Rotameter float. Image Credit: GlobalWater
Rotameters should always be mounted vertically and with the widest end of the taper at the top. Mounting options for rotameters include insertion types, in-line flanged, in-line threaded, and in-line clamp.
- Insertion flow meters are inserted perpendicular to flow path. They usually require a threaded hole in the process pipe or other means of access.
- In-line flanged flow meters are inserted parallel to the flow path between two pieces of existing flanged process pipes.
- In-line threaded flow meters are inserted parallel to the flow path and threaded into two existing process pipes. NPT is the most common thread type.
Audible or Visual Alarms
Instruments have audible or visual alarms to alert users to dangerous conditions.
Devices have or receive sensor input, provide control, (limits, PID, logic, etc.) and output a control signal.
Typically, programmable meters include a built-in microprocessor. They can be adjusted electronically for different materials, ranges, outputs, etc.

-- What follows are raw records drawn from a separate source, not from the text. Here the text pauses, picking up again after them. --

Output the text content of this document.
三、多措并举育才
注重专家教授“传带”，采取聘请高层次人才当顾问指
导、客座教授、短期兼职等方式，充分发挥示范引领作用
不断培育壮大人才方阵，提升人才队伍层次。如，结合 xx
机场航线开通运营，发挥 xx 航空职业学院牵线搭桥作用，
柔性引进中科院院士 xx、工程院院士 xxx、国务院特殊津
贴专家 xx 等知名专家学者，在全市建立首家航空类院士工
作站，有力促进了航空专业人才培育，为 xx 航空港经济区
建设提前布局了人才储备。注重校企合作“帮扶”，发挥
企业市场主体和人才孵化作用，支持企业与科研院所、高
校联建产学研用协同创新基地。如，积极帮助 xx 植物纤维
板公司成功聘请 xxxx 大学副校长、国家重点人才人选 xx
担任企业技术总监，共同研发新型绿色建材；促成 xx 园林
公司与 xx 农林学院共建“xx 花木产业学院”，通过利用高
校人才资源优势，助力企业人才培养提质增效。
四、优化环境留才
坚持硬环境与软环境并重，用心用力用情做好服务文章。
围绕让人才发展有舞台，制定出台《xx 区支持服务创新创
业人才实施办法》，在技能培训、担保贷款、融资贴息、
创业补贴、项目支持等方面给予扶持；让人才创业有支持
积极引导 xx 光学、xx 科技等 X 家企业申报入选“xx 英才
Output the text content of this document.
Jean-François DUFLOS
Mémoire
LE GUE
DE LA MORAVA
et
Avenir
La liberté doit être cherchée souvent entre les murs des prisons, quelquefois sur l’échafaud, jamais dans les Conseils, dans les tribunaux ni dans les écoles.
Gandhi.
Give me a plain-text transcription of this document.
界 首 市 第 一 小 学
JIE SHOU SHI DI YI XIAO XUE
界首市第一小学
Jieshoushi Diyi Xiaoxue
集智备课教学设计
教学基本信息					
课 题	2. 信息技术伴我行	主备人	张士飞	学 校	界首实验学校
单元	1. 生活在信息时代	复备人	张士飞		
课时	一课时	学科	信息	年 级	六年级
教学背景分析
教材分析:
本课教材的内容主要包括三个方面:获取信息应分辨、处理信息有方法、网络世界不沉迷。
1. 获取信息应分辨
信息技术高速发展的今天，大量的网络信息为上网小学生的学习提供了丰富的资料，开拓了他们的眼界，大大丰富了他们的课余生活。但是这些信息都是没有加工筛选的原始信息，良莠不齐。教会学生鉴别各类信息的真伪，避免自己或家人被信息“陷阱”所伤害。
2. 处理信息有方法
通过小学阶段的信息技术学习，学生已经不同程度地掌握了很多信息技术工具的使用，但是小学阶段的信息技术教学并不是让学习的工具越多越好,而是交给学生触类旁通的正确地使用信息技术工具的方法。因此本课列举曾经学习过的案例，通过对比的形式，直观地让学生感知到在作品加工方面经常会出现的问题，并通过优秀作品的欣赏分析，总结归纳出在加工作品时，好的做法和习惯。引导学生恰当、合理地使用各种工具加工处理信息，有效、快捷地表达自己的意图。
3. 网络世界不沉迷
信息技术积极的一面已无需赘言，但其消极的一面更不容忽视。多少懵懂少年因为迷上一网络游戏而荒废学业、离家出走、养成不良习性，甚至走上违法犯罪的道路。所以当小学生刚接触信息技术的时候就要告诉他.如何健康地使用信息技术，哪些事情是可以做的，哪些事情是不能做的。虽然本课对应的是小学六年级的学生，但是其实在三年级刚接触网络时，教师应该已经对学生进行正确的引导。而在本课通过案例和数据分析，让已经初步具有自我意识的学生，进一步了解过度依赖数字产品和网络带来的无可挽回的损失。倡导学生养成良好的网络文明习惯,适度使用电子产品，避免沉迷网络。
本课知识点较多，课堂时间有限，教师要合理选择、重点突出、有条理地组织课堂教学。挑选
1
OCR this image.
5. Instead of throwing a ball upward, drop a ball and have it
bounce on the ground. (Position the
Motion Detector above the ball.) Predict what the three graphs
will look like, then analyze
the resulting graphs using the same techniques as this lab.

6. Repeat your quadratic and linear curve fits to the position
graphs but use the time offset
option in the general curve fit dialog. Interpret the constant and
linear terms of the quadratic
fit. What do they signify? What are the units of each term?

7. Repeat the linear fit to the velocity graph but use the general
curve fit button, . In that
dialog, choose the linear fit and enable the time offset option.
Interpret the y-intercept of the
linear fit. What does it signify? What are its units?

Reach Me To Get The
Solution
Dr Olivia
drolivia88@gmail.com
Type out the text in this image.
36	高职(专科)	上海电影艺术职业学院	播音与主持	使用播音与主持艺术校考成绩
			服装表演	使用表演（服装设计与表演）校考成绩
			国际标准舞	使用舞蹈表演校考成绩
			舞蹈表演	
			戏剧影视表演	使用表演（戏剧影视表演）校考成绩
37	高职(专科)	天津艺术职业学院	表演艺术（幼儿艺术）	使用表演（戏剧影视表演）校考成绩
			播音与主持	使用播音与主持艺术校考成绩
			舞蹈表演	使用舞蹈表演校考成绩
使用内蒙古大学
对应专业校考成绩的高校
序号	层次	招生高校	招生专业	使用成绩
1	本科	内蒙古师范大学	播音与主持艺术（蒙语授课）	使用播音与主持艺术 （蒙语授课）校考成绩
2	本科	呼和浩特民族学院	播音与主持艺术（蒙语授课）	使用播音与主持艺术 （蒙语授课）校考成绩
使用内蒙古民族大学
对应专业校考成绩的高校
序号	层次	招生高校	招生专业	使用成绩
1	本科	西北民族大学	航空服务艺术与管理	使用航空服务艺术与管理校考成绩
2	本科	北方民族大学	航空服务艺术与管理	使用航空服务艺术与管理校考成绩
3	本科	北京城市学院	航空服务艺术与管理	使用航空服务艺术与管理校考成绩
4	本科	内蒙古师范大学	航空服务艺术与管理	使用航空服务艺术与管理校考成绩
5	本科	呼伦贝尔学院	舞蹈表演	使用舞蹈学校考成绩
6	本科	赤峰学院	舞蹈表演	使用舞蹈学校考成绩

Recorder / Totalizer Functions
Totalizer functions totalize the amount of material, media, or process variable controlled. A recorder function may be a datalogger that logs system or process variables and/or control commands for later viewing or analysis. A chart recorder that can plot (chart) flow history or give total flow for a given unit of time may also be available.
Devices are designed for use in sanitary environments, such as in medical or food processing applications.